Labordiagnostik der Toxoplasmoseinfektion
Parameter Erläuterung Material
Toxoplasmose-IgG IgG-Ak sind etwa zwei Wochen nach Infektion nachweisbar und  persistieren lebenslang. Ein positiver IgG-Nachweis vor der Schwangerschaft gilt als Immunitätsnachweis; während der Schwangerschaft oder bei V.a. Akutinfektion sollte eine IgM-Bestimmung angeschlossen werden. Ein negatives Testergebnis schließt eine Toxoplasmoseinfektion mit hoher Wahrscheinlichkeit aus, da im Anfangsstadium nur sehr selten ausschließlich IgM-Ak gefunden werden. Bei Neugeborenen sprechen im Verlauf persistierende oder ansteigende IgG-Antikörper für eine konnatale Toxoplasmose und gegen einen mütterlichen Leihtiter. Serum
Toxoplasmose-IgM IgM-Ak werden wenige Tage nach Infektion gebildet. Sie erreichen nach 2-5 Wochen ein Maximum und persistieren ca. 6 Monate. Nicht selten sind IgM-Ak in niedriger Konzentration über mehrere Jahre nachweisbar. Serum
Toxoplasmose-IgG-Avidität Zusatztest zur Eingrenzung des Infektionszeitpunktes bei auffälliger Toxoplasmoseserologie (positiver IgM-Nachweis) in der Schwangerschaft. Mit zunehmendem Abstand zur Infektion steigt die Avidität der gebildeten IgG-Antikörper. Eine hohe Avidität schließt eine Akutinfektion in den vergangenen 4 Monaten aus. Serum
Toxoplasmose-DNA-PCR Direktnachweis des Erregers bei V.a. fetale Infektion, V.a. Reaktivierung einer Toxoplasmose bei Immunsuppression, V.a. cerebrale Toxoplasmose Fruchtwasser, Liquor, Bioptat

 

Interpretation serologischer Befundkonstellationen während der Schwangerschaft
IgG (EIA) IgM (EIA) IgG (Avidität) Interpretation
  Kein Hinweis auf Infektion, keine Immunität.
+   Abgelaufene Infektion, für die Schwangerschaft besteht kein Infektionsrisiko.

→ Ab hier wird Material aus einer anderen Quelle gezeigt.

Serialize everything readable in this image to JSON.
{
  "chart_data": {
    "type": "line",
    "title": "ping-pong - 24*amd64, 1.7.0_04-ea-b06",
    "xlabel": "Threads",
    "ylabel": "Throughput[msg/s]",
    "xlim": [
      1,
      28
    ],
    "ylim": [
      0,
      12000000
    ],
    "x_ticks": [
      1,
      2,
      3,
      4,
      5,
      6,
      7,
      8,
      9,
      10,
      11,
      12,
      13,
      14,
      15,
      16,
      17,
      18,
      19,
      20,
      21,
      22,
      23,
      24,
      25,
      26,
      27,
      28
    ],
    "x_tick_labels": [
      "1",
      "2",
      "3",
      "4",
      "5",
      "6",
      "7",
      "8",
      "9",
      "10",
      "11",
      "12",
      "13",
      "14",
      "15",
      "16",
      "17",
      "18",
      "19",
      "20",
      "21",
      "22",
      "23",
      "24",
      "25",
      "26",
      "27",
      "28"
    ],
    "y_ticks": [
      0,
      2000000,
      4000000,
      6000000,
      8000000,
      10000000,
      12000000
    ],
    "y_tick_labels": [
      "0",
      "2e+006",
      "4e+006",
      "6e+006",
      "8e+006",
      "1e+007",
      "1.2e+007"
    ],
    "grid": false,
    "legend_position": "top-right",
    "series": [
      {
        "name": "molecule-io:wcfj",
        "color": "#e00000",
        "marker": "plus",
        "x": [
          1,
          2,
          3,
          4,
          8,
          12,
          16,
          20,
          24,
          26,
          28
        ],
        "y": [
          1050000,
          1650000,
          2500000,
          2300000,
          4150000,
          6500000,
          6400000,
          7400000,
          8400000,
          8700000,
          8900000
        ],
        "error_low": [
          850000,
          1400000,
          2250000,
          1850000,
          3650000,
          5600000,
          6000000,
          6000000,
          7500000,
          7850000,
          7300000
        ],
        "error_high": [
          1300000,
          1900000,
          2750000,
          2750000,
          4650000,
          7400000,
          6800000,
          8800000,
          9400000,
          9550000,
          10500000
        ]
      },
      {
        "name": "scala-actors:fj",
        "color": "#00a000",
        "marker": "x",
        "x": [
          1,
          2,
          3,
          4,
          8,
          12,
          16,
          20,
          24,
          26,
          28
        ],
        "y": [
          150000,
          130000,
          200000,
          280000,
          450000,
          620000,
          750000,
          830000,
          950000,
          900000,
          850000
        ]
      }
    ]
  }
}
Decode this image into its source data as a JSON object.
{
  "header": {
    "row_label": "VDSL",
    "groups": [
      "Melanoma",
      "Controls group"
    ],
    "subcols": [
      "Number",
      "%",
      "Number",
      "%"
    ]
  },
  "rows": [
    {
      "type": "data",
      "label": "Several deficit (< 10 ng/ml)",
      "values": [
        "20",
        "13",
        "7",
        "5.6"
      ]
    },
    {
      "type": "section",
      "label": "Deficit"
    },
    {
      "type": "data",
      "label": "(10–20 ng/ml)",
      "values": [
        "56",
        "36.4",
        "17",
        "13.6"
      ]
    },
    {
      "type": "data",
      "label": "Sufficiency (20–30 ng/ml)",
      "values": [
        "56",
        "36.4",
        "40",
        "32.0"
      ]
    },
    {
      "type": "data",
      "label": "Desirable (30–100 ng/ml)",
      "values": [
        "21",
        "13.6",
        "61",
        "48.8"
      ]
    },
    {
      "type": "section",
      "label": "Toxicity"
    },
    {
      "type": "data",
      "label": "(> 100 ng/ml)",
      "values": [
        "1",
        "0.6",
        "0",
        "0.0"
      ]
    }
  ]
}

+   Auffälliger Befund. Kurzfristige Kontrolle (nach ca. 2-4 Wochen) notwendig.
Eine Serokonversion der IgG-Antikörper im Verlauf beweist eine Akutinfektion.

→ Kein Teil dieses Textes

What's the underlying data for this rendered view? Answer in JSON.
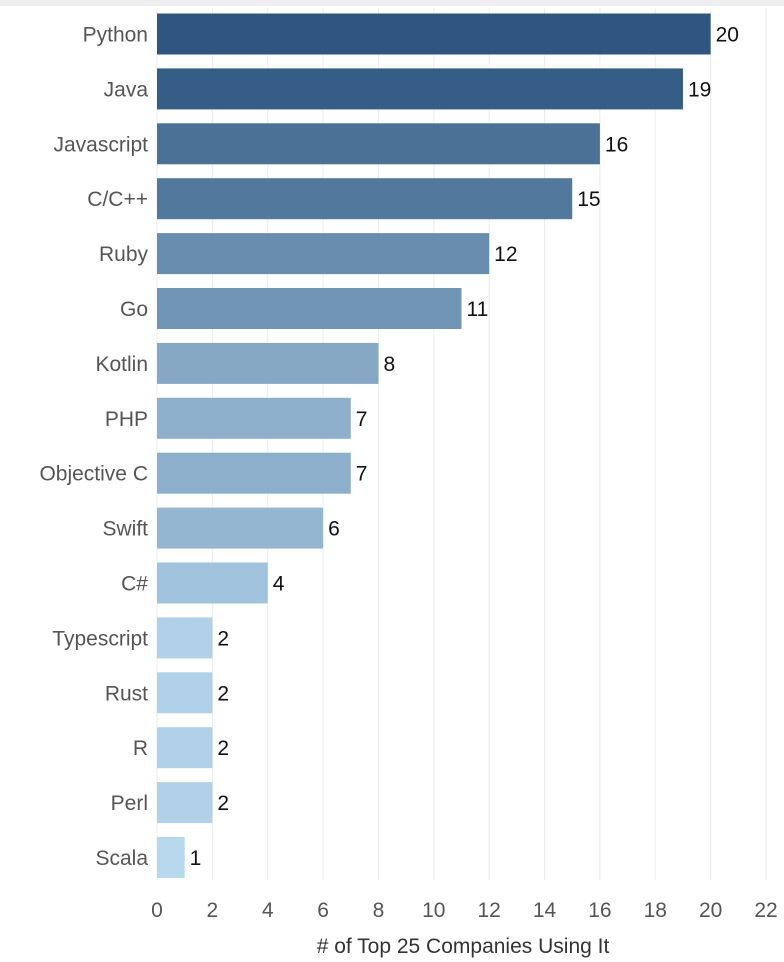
{
  "chart_data": {
    "type": "bar",
    "orientation": "horizontal",
    "title": "",
    "xlabel": "# of Top 25 Companies Using It",
    "ylabel": "",
    "xlim": [
      0,
      22
    ],
    "xticks": [
      0,
      2,
      4,
      6,
      8,
      10,
      12,
      14,
      16,
      18,
      20,
      22
    ],
    "grid": true,
    "categories": [
      "Python",
      "Java",
      "Javascript",
      "C/C++",
      "Ruby",
      "Go",
      "Kotlin",
      "PHP",
      "Objective C",
      "Swift",
      "C#",
      "Typescript",
      "Rust",
      "R",
      "Perl",
      "Scala"
    ],
    "values": [
      20,
      19,
      16,
      15,
      12,
      11,
      8,
      7,
      7,
      6,
      4,
      2,
      2,
      2,
      2,
      1
    ],
    "color_scale": {
      "low": "#b8d8ee",
      "high": "#2f5680"
    }
  }
}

Wenn - in der Mehrzahl der Fälle - eine IgG-Serokonversion ausbleibt, ist von einem unspezifischen IgM-Nachweis auszugehen.
+ + hoch Zurückliegende Infektion (> 4 Monate) mit persistierenden IgM-Antikörpern.
+ ++ niedrig Akute oder kurz zurückliegende Infektion.
+ + niedrig/ mittel Kurz zurückliegende Infektion oder abgelaufene Infektion mit persistierenden IgM-Antikörpern. Eine eindeutige Aussage über den Zeitpunkt der Infektion ist nicht möglich.